In mid-September Lombardi
told the Faculty Senate the campus needed to build the Libraries'
needs into its budget "step by step" and cease to rely
on the ERM, which, as a separate line item, is more vulnerable to
budget cuts, he said.
"We're going to
do it step by step," Crist echoed Lombardi. "This is an
important first step, but it's going to have to take steps beyond
that to build the research library that the campus wants.
"A line like ERM
is not a safe way to plan for a research library. This is a set
of materials where the annual inflation is pretty high. Having a
line [in the state budget] that isn't reliable for supporting those
materials isn't useful."
The ERM cut came at
a time when the Libraries had already sustained big losses in their
acquisitions budget, Crist said. During a previous round of budget
cuts in the fall of 2001, the Libraries cancelled $1.2 million in
journal subscriptions and reduced book purchasing by 50 percent.

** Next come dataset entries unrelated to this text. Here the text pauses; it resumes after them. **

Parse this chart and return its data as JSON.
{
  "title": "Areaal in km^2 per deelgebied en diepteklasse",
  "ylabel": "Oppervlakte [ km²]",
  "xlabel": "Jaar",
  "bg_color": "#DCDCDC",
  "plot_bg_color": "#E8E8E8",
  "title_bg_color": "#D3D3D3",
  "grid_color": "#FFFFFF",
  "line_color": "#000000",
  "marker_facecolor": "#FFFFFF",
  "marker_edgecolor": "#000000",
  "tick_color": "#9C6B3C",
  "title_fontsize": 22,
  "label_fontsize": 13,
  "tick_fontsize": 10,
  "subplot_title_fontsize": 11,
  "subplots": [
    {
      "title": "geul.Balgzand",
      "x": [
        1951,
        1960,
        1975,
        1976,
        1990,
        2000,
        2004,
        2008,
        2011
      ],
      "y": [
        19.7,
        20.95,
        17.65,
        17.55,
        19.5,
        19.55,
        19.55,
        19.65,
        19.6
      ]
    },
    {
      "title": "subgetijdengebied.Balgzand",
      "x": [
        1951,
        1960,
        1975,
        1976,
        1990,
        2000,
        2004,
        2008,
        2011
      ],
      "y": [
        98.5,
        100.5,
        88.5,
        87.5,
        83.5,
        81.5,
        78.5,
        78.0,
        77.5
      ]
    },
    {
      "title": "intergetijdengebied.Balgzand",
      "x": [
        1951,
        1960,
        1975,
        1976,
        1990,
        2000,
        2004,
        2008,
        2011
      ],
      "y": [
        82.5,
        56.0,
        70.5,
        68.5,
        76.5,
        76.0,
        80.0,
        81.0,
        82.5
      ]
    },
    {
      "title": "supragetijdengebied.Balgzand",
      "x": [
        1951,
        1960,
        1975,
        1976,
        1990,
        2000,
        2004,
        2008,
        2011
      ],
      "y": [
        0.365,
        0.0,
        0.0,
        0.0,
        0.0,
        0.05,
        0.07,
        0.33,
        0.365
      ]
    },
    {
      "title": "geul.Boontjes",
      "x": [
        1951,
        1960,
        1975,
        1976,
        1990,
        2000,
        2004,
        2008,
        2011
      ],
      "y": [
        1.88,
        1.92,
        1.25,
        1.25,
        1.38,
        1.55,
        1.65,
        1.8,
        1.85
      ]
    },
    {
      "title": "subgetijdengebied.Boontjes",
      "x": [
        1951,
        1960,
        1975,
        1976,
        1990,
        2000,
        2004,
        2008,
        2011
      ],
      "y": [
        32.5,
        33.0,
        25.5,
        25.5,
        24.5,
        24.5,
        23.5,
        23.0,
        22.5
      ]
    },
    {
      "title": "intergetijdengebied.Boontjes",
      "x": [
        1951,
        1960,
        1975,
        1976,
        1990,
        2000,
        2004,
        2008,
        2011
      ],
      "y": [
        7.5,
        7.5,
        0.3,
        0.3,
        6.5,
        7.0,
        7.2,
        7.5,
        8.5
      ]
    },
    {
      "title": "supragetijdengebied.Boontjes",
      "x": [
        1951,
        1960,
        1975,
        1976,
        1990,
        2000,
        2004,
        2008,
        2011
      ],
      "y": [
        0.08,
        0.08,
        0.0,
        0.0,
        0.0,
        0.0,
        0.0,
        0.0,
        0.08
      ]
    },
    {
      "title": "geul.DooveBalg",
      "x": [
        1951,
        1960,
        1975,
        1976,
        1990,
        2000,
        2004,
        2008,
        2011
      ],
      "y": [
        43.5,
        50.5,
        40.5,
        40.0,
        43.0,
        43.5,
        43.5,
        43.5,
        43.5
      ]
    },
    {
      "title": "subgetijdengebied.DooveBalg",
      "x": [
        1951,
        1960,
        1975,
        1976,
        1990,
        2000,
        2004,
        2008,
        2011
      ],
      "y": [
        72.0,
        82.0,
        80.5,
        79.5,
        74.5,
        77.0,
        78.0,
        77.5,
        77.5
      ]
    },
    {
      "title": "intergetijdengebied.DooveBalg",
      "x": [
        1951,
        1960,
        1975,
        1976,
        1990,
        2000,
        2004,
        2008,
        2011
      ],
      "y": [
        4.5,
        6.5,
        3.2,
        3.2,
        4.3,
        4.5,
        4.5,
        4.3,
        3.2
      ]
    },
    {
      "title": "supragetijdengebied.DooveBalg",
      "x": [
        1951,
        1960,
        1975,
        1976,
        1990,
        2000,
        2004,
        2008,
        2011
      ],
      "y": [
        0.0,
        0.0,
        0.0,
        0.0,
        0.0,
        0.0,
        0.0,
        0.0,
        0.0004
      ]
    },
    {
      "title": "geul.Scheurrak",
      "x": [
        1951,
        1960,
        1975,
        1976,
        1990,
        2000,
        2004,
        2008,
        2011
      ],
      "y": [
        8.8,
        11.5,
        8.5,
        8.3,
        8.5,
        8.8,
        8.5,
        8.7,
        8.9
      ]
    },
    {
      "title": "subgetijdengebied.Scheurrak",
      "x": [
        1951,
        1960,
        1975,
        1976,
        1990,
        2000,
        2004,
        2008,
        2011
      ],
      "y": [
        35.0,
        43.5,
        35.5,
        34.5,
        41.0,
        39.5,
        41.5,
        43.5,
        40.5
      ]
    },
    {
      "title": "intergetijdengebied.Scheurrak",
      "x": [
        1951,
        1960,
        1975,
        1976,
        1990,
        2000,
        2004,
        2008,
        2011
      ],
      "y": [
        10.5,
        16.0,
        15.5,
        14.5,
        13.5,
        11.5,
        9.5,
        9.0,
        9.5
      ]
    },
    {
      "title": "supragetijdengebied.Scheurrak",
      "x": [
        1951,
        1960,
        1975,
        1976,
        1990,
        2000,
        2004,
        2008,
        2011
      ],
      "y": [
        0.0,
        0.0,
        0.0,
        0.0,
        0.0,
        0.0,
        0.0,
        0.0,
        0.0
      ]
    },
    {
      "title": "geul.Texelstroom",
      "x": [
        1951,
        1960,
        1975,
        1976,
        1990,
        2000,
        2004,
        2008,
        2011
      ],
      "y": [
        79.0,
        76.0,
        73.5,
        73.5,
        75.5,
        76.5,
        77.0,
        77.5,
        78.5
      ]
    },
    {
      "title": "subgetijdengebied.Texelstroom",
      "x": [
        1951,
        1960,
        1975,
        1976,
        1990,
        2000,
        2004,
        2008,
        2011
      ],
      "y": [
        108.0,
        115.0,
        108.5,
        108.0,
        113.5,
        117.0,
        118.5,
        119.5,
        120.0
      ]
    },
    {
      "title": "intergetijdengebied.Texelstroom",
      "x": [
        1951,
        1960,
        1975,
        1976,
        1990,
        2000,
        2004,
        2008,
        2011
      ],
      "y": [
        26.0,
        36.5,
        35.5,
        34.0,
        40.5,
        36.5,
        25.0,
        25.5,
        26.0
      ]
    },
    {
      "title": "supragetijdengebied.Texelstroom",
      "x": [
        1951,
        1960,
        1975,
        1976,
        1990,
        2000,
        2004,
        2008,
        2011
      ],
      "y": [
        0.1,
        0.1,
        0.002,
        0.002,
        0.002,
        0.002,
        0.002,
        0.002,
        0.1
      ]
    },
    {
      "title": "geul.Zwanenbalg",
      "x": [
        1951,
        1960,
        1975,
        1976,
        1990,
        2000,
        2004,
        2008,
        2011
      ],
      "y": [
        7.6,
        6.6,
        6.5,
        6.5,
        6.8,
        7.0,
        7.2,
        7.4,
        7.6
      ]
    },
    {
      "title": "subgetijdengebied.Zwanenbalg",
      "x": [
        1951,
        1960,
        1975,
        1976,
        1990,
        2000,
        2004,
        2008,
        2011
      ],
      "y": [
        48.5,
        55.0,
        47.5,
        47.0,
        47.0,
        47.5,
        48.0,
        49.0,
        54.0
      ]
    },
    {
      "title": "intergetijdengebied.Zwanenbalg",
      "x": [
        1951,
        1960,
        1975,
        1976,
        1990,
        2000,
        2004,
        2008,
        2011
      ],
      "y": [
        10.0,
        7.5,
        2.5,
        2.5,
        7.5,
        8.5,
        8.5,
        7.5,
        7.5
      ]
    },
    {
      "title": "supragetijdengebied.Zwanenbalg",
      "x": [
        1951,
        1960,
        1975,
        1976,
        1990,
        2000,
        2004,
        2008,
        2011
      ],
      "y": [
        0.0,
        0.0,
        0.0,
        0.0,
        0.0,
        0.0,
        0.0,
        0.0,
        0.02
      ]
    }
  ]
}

Those cuts remain, so Crist said she hopes future steps by the campus
can restore that funding.
But even were dollar
amounts to return to FY01 levels, not all cuts to journal subscriptions
could be undone, Crist said. Inflation among serials and books has
outstripped the Consumer Price Index for more than a decade. While
the CPI rose 46 percent between 1986 and 1999, the average cost
of periodicals jumped 207 percent. Restoring the Libraries' buying
power would mean raising funding beyond FY01 levels.
"We are very much still on the low end of our peers,"
Crist said. Last spring Crist informed the Faculty Senate that the
campus ranking among the 113 Association of Research Libraries had
fallen below 100 in several categories, including money spent on
books and size of staff.
"From a collections
point of view we're not in what we would call a healthy place yet,"
she said this week. "We're very solid for undergraduates, but
we need to do some rebuilding and building if the Library's going
to continue supporting the research enterprise."
The campus is scheduled
for a mid-cycle review by an accreditation team next fall, she said.
The five-year [examination]
includes reporting on the Library," she said. "They wanted
to see improvement of the Library on acquisitions, staffing, and
facilities. So you can see the challenge."
Crist noted that work
on the decking at the Du Bois Library is scheduled to start in the
spring, so the Library will be able to report on improvement to
its facilities.
In the meantime, Crist
said she is grateful for extraordinary support from the Friends
of the Library, who announced Sept. 29 that its annual-giving contribution
to the Libraries would be $75,000 this year.
"That's really
an enormous contribution on their part and a way for us to acquire
things that don't fit into the state funding that easily,"
she said. "Sometimes there will be a more expensive item that
we would like to have that's out of our ordinary reach. We're able
to build something more special with the Friends' money."
The Libraries
also are part-way through a 5-year campaign to raise $1 million
for an endowment. The campaign has raised $388,000 so far, she said.